Ocurrió en el otoño de mi primer año en la universidad. Eramos como doce estudiantes reunidas en mi dormitorio hablando sobre los círculos del infierno de Dante y lo que esta obra literaria significaba en el mundo de hoy. En una esquina, del otro lado de la habitación, una joven a quien apenas conocía, comenzó a hablar sobre la curación. Me interesó, pero el tema cambió y otra persona empezó a hablar. Continué preguntándole a la joven: “¿Cómo sanas?” Finalmente, alguien cortésmente me señaló que habíamos cambiado de tema. Pero para mí, la noche, el cuarto y Dante ya se habían esfumado. Había alguien que podía hablarme sobre la curación.

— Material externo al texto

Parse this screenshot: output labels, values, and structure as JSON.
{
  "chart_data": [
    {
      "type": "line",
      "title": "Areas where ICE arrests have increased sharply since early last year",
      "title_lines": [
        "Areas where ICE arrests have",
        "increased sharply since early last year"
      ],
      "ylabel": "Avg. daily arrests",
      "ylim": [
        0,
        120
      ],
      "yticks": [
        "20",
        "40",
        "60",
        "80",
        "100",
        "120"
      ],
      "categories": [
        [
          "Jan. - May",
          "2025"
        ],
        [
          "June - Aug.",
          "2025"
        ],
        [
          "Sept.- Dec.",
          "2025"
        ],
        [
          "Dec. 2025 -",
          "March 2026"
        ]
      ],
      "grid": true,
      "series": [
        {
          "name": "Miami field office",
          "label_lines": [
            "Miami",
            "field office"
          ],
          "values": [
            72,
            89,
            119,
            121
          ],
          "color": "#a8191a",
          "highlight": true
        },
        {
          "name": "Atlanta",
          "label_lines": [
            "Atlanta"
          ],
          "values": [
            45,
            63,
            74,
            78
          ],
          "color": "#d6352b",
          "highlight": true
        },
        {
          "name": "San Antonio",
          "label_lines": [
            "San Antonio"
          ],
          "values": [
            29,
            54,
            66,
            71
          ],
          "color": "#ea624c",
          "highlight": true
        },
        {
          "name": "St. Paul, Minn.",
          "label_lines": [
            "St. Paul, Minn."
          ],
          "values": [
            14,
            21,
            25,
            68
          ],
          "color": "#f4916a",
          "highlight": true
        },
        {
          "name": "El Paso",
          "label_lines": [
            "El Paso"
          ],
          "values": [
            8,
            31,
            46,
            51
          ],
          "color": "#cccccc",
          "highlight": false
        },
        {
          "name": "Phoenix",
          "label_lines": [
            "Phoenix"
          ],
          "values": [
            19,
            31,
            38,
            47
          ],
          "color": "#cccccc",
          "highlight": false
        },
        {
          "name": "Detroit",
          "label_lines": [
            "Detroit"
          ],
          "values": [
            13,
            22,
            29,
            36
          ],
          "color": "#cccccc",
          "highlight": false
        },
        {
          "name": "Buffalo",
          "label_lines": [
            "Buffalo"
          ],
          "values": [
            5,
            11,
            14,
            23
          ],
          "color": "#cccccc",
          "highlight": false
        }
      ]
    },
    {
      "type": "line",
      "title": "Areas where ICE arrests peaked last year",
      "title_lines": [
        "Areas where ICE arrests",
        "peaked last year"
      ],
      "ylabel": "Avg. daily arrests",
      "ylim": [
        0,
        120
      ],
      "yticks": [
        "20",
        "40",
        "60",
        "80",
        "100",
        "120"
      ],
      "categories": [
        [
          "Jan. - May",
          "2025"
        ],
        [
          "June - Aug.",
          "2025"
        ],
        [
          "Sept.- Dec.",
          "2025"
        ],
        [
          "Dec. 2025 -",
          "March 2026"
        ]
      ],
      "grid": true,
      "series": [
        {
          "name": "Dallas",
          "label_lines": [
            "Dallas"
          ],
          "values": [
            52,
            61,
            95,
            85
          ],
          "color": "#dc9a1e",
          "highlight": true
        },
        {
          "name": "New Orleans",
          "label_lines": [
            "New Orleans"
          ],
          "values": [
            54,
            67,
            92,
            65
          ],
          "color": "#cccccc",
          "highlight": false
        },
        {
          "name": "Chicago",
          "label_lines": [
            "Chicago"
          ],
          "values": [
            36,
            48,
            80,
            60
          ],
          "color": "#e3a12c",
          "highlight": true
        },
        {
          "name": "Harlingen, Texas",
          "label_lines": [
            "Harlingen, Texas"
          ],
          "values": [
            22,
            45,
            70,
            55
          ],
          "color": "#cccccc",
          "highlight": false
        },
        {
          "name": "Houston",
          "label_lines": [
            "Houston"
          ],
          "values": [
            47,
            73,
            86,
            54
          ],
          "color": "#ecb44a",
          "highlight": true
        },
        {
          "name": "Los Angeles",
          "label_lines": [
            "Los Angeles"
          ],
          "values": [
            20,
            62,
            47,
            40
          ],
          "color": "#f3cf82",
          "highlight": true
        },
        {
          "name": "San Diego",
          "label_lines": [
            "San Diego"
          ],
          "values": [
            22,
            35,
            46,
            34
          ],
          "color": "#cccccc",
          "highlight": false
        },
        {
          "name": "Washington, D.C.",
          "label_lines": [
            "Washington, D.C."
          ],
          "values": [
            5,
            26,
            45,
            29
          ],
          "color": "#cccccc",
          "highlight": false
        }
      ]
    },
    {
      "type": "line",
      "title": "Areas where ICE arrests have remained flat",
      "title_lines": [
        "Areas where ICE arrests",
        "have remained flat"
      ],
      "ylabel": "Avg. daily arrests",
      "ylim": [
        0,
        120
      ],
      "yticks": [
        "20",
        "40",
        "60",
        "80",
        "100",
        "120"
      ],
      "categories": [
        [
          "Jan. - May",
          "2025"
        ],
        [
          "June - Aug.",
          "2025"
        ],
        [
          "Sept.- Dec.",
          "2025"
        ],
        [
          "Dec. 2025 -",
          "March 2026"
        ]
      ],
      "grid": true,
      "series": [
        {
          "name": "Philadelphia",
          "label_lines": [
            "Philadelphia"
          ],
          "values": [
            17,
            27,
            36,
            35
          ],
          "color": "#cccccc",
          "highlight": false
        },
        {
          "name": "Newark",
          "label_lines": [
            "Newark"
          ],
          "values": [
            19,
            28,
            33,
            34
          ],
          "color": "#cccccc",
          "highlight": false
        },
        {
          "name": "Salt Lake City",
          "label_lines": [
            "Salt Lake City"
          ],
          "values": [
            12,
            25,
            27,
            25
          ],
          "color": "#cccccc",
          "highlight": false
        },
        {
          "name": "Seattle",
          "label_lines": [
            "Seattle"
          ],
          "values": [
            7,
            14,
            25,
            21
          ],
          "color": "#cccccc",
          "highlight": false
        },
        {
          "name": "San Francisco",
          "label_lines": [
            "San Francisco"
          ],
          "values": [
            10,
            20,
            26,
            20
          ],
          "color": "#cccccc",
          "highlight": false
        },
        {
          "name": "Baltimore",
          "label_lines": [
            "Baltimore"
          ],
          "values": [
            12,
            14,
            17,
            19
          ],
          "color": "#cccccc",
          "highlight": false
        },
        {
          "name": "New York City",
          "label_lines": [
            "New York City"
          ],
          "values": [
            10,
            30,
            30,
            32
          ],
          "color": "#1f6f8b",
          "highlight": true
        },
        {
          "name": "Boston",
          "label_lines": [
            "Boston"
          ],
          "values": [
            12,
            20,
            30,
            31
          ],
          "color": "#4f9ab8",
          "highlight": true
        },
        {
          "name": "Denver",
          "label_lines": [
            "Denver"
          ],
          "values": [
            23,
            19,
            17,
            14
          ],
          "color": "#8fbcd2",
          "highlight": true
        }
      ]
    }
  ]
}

Allí me encontraba: yo era estudiante de música y la cantante más enfermiza que conocía. Durante mi niñez, había pasado todos los inviernos enferma de difteria. Había llegado a la universidad cargada con una farmacia de medicinas.
Menos de una semana más tarde, con mi nariz bastante congestionada, fui al cuarto de esa joven. Era un sábado a las 12:30 de la noche, y su luz aún estaba encendida. Llamé a su puerta, y mi vida comenzó a cambiar.